Istituita la “zona rossa” in tre Comuni siciliani di province diverse. Si tratta di: Ravanusa (provincia di Agrigento), Santa Caterina Villarmosa (provincia di Caltanissetta) e Nizza di Sicilia (provincia di Messina), così come richiesto dai sindaci e a seguito delle relazioni delle Asp.

A prevederle un’ordinanza del presidente della Regione Nello Musumeci, appena pubblicata. Le restrizioni scatteranno da domenica 2 e resteranno in vigore fino a mercoledì 12 maggio. Prorogata, infine, la “zona rossa” per il Comune di Longi (provincia di Messina) fino a domenica 7 maggio.

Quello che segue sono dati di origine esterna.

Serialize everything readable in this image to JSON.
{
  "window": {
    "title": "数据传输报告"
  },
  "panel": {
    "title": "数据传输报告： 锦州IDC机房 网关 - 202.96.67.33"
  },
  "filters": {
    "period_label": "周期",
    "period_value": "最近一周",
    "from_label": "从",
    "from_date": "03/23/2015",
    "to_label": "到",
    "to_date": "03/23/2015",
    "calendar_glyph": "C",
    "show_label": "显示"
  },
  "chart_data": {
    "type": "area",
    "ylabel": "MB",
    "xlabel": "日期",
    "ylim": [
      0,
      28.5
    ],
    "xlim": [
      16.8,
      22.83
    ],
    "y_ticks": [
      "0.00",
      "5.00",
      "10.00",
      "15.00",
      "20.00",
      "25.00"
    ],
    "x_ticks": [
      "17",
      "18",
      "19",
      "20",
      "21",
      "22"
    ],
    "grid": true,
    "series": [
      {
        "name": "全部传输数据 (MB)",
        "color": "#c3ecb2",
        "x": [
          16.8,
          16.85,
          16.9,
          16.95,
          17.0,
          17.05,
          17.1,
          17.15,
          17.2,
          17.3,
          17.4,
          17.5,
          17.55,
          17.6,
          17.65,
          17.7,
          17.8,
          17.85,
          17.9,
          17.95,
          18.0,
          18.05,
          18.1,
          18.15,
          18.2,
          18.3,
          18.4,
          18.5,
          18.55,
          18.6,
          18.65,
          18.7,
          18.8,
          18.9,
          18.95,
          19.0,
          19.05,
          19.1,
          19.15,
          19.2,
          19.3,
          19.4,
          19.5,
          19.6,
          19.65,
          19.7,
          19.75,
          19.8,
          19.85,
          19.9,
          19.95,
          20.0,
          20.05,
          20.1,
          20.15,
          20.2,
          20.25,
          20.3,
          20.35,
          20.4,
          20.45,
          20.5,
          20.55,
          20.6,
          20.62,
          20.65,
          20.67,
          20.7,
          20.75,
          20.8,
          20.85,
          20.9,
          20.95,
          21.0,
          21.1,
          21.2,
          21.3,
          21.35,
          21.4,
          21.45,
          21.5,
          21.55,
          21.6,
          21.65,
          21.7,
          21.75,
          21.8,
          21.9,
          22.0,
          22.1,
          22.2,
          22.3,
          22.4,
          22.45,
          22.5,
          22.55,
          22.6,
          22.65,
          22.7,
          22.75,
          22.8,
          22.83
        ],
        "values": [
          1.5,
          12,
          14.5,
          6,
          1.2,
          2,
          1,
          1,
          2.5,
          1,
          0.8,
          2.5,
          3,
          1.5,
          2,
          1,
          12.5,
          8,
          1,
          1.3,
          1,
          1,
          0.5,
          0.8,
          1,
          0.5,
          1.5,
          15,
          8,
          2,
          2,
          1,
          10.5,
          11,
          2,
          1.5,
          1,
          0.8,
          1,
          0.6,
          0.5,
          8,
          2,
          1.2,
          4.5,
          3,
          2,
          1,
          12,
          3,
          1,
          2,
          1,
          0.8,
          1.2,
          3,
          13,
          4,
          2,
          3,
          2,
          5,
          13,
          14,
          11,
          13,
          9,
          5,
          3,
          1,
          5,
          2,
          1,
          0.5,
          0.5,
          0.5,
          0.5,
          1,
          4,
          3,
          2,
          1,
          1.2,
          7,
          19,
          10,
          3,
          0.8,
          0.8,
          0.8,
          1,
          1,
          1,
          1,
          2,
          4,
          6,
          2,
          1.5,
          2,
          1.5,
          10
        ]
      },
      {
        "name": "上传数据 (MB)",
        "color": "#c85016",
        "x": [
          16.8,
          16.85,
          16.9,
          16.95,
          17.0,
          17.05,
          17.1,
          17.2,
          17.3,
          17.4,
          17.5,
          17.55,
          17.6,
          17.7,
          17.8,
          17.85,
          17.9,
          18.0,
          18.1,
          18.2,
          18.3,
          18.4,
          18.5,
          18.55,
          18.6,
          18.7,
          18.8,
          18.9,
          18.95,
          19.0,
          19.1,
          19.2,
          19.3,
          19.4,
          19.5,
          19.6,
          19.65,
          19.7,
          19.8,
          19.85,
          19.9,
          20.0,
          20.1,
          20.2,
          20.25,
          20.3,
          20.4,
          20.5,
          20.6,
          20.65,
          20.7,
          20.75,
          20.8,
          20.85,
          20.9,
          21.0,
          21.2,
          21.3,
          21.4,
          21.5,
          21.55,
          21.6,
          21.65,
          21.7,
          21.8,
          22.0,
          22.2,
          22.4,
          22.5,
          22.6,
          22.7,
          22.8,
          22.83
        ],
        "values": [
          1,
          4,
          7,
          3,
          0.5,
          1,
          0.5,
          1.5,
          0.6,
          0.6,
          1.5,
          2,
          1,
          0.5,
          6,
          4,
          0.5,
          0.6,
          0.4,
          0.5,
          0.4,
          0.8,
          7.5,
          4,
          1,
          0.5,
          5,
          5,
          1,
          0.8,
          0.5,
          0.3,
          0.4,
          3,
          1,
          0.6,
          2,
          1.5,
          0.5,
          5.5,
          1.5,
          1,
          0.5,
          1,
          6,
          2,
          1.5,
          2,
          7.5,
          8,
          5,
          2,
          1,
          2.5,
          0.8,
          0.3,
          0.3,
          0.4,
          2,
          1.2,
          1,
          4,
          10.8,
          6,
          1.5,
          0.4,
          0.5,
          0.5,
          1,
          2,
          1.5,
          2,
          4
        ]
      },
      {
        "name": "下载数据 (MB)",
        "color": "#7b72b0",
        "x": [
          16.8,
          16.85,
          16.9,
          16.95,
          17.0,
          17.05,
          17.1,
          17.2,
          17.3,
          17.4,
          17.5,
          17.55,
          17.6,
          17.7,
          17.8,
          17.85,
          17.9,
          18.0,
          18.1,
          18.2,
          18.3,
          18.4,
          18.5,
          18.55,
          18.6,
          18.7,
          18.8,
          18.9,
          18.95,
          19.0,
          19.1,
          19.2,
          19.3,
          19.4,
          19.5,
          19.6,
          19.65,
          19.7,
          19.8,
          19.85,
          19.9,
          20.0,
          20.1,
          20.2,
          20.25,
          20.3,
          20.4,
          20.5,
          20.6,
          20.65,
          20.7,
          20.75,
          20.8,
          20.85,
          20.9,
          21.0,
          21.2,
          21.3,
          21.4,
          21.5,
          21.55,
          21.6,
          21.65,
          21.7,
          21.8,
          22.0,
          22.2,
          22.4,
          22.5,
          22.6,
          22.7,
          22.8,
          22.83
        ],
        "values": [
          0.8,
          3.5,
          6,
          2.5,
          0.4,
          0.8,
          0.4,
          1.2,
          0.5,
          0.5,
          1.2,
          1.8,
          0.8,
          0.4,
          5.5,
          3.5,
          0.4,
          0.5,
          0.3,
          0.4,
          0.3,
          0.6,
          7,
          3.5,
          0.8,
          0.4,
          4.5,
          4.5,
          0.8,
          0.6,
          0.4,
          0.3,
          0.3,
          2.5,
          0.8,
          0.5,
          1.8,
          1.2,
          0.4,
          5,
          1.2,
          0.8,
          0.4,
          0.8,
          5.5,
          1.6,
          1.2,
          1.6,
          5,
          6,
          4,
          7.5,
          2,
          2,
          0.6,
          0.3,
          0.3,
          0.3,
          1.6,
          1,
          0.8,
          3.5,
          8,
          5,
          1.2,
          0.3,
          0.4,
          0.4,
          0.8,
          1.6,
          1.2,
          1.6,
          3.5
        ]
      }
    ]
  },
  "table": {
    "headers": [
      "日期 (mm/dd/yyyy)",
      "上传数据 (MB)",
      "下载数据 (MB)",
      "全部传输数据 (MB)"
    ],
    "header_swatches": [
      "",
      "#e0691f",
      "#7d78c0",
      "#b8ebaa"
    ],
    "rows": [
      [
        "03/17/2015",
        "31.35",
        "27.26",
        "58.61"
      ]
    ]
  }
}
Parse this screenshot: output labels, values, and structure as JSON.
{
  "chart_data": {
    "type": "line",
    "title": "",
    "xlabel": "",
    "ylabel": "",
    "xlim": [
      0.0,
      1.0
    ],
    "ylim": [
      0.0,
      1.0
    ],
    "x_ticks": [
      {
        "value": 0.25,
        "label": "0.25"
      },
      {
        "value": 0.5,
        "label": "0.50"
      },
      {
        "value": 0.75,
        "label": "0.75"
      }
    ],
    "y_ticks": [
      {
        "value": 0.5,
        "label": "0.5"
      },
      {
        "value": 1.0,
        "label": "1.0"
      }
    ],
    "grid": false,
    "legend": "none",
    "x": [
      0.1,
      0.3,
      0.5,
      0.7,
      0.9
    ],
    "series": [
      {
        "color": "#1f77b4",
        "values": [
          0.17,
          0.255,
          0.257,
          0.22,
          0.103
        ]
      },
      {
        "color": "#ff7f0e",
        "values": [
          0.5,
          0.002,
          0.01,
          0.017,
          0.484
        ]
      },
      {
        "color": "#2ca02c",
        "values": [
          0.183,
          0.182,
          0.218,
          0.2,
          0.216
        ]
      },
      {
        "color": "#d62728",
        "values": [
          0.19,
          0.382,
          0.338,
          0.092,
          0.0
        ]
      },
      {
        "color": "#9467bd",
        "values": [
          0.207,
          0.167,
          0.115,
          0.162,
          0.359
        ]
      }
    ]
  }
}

Intanto la Sicilia resta zona arancione

In zona arancione Basilicata, Calabria, Puglia, Sicilia e Valle d’Aosta. Si dovrà attendere ancora una settimana, nella migliore delle ipotesi, per il passaggio dell’isola a una condizione con minori misure di contenimento del contagio. I dati degli ultimi giorni hanno certificato una flessione del numero di positivi inferiore rispetto agli auspici: di conseguenza, non sono state ancora ravvisate le condizioni per l’istituzione della zona gialla. Se tutto va bene, il cambio di colore dovrebbe avvenire a partire da lunedì 10 maggio. E questo potrebbe comportare sostanziali novità per il mondo della ristorazione, tra i più colpiti dalle restrizioni dovute al Coronavirus. Per le palestre e le piscine, l’attesa ripresa dovrebbe avvenire a giugno.